Одна, я приметил, ударила в осинничек возле болотца. Там я нашел — на другой день — с дюжину крепких красноголовиков.

На рассвете солнце вынырнуло из озера, над лесами навис легкий туман, ударили удивительно яркие лучи; опавшая листва затрепетала, зашевелилась.

Грибы дружно приподняли шляпки, благодаря за благодатный дождь и щедрое тепло.

Вот так и в нашей жизни кончаются любые ненастья — ярким светом.

Июньские поляны

Где-то далеко-далеко, почти за горизонтами памяти — зыбкое зеленое марево, имя которому июньские поляны…

…Уже сменилась ясностью утренняя дымка, и от тяжести солнечного света стала пригибаться к земле трава. Слышится нестройный гул, словно прогревают свои моторы стрекозы-самолетики, чтобы взлететь с зеленого аэродрома. Цепкими лапками обхватили шмели головки цветов-медоносов. Учинил пляску новорожденный мушиный рой. Он похож на густое колышущееся облачко. Медленно, словно ощупывая дорогу, ползет божья коровка по стебельку… Неторопливо раскидывает свою ловчую сеть паучишка.

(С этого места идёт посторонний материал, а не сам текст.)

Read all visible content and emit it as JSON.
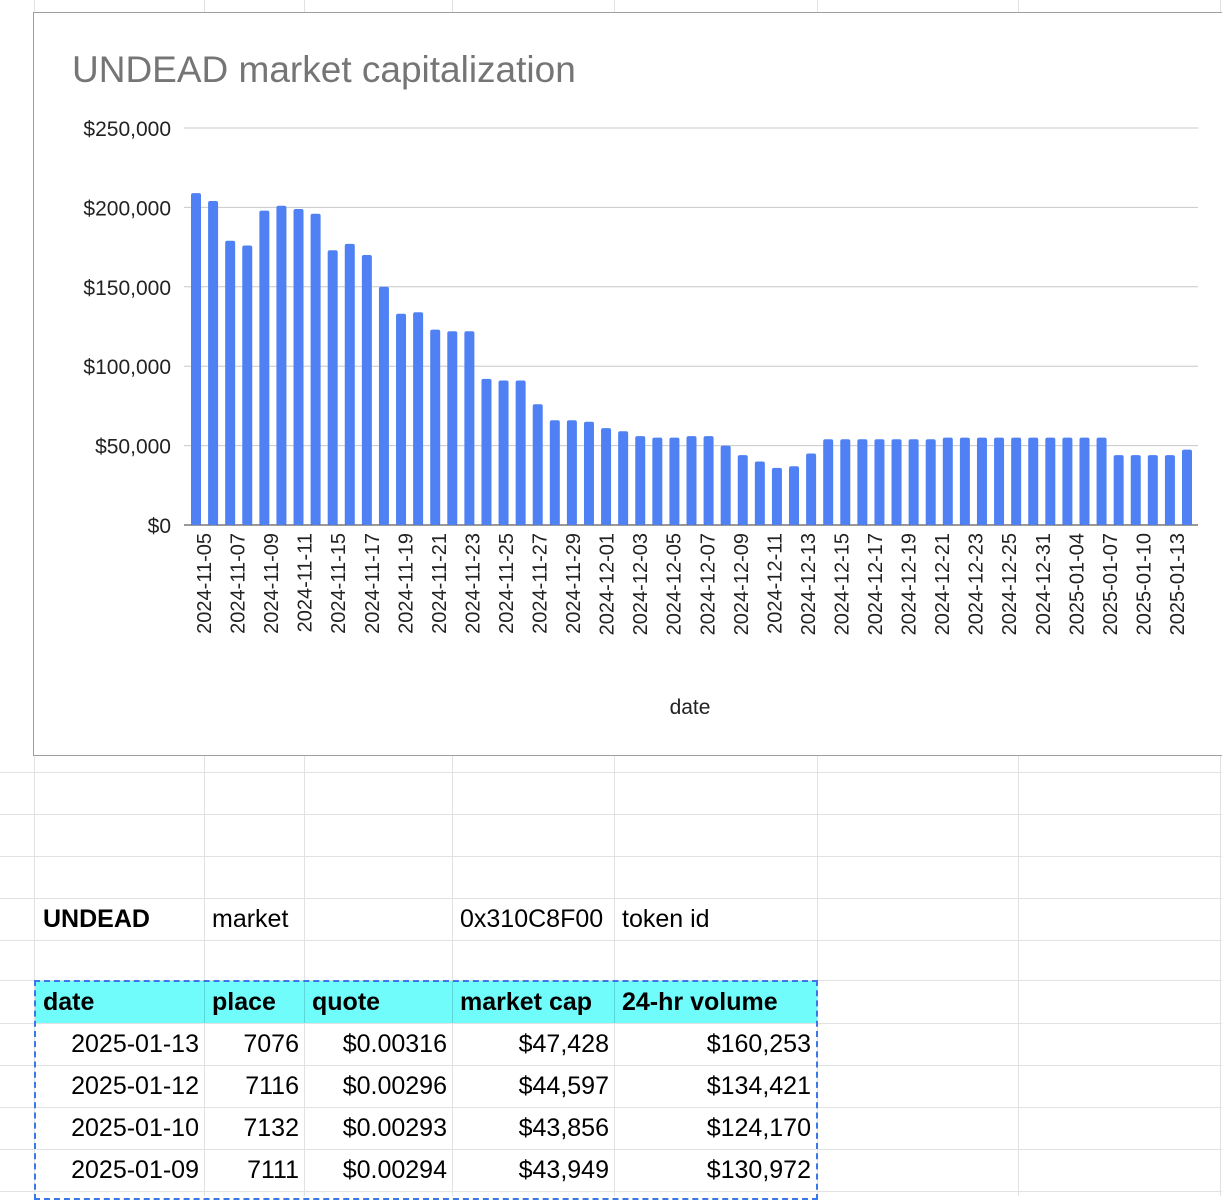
{
  "chart_data": {
    "type": "bar",
    "title": "UNDEAD market capitalization",
    "xlabel": "date",
    "ylabel": "",
    "ylim": [
      0,
      250000
    ],
    "yticks": [
      "$250,000",
      "$200,000",
      "$150,000",
      "$100,000",
      "$50,000",
      "$0"
    ],
    "ytick_values": [
      250000,
      200000,
      150000,
      100000,
      50000,
      0
    ],
    "grid": true,
    "legend": "none",
    "bar_color": "#4f81f5",
    "xtick_labels": [
      "2024-11-05",
      "2024-11-07",
      "2024-11-09",
      "2024-11-11",
      "2024-11-15",
      "2024-11-17",
      "2024-11-19",
      "2024-11-21",
      "2024-11-23",
      "2024-11-25",
      "2024-11-27",
      "2024-11-29",
      "2024-12-01",
      "2024-12-03",
      "2024-12-05",
      "2024-12-07",
      "2024-12-09",
      "2024-12-11",
      "2024-12-13",
      "2024-12-15",
      "2024-12-17",
      "2024-12-19",
      "2024-12-21",
      "2024-12-23",
      "2024-12-25",
      "2024-12-31",
      "2025-01-04",
      "2025-01-07",
      "2025-01-10",
      "2025-01-13"
    ],
    "values": [
      209000,
      204000,
      179000,
      176000,
      198000,
      201000,
      199000,
      196000,
      173000,
      177000,
      170000,
      150000,
      133000,
      134000,
      123000,
      122000,
      122000,
      92000,
      91000,
      91000,
      76000,
      66000,
      66000,
      65000,
      61000,
      59000,
      56000,
      55000,
      55000,
      56000,
      56000,
      50000,
      44000,
      40000,
      36000,
      37000,
      45000,
      54000,
      54000,
      54000,
      54000,
      54000,
      54000,
      54000,
      55000,
      55000,
      55000,
      55000,
      55000,
      55000,
      55000,
      55000,
      55000,
      55000,
      44000,
      44000,
      44000,
      44000,
      47428
    ]
  },
  "sheet": {
    "title_row": {
      "token": "UNDEAD",
      "market_label": "market",
      "token_address": "0x310C8F00",
      "token_id_label": "token id"
    },
    "columns": [
      "date",
      "place",
      "quote",
      "market cap",
      "24-hr volume"
    ],
    "rows": [
      [
        "2025-01-13",
        "7076",
        "$0.00316",
        "$47,428",
        "$160,253"
      ],
      [
        "2025-01-12",
        "7116",
        "$0.00296",
        "$44,597",
        "$134,421"
      ],
      [
        "2025-01-10",
        "7132",
        "$0.00293",
        "$43,856",
        "$124,170"
      ],
      [
        "2025-01-09",
        "7111",
        "$0.00294",
        "$43,949",
        "$130,972"
      ]
    ]
  }
}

Неумело пиликают молоденькие кузнечики, вполголоса, словно стесняясь. Деловито шныряют рыжие муравьи.

…Такими с детства навсегда остались июньские поляны: зной, пряный запах и песни косы, словно звенящий ветерок.

Утренний концерт

В глухой чаще невидимый птичий оркестр робко настраивал свои инструменты. Так уже принято в лесу — встречать новый день большим концертом.

Первый аккорд взял дятел. Ударил по сухой сосне, словно в барабан.

Нежной флейтой ответила ему пеночка, засвистал королек, и вскоре все звенело, щелкало, свистело.

А песня неслась через леса, по озерам, и уже где-то над полями жаворонком взлетела к солнцу.

И неугомонно долбил на сосне дятел: тук-тук-тук, тук-тук!

Работник — он всегда запевала!

Цена хлеба

Старая привычка: хотя на часок-другой в лес, а ломоть хлеба обязательно в карман. Так-то оно надежней. Вроде бы с тобой охранная грамотка какая.

Набродишься, сядешь на поваленную березу — и вот тут-то!

С неба струится радость, с поля — аромат кошенины, в лесу — дурманящие запахи. Да еще ломоть хлеба — чего же еще надо?

Виктор Ершов

Память

Всю ночь моросил дождь, а под утро ударил мороз. Деревья только зазеленели, и листва, еще покрытая клейкой пленкой, оказалась под ледяным панцирем. Ни ветерка, ни пения птиц, как будто жизнь прекратила свой бег. Это было красиво и в то же время страшно…

Природа доверилась апрельскому теплу и жестоко за это расплачивалась. Не выдерживая тяжести льда, деревья, как стебельки пшеницы, ломались пополам, падали на землю… Но не все. Некоторые деревья от тяжести склонились вниз так, что верхушками касались земли. Впечатление было такое, будто они склонили головы над погибшими и все молча замерли в общей беде.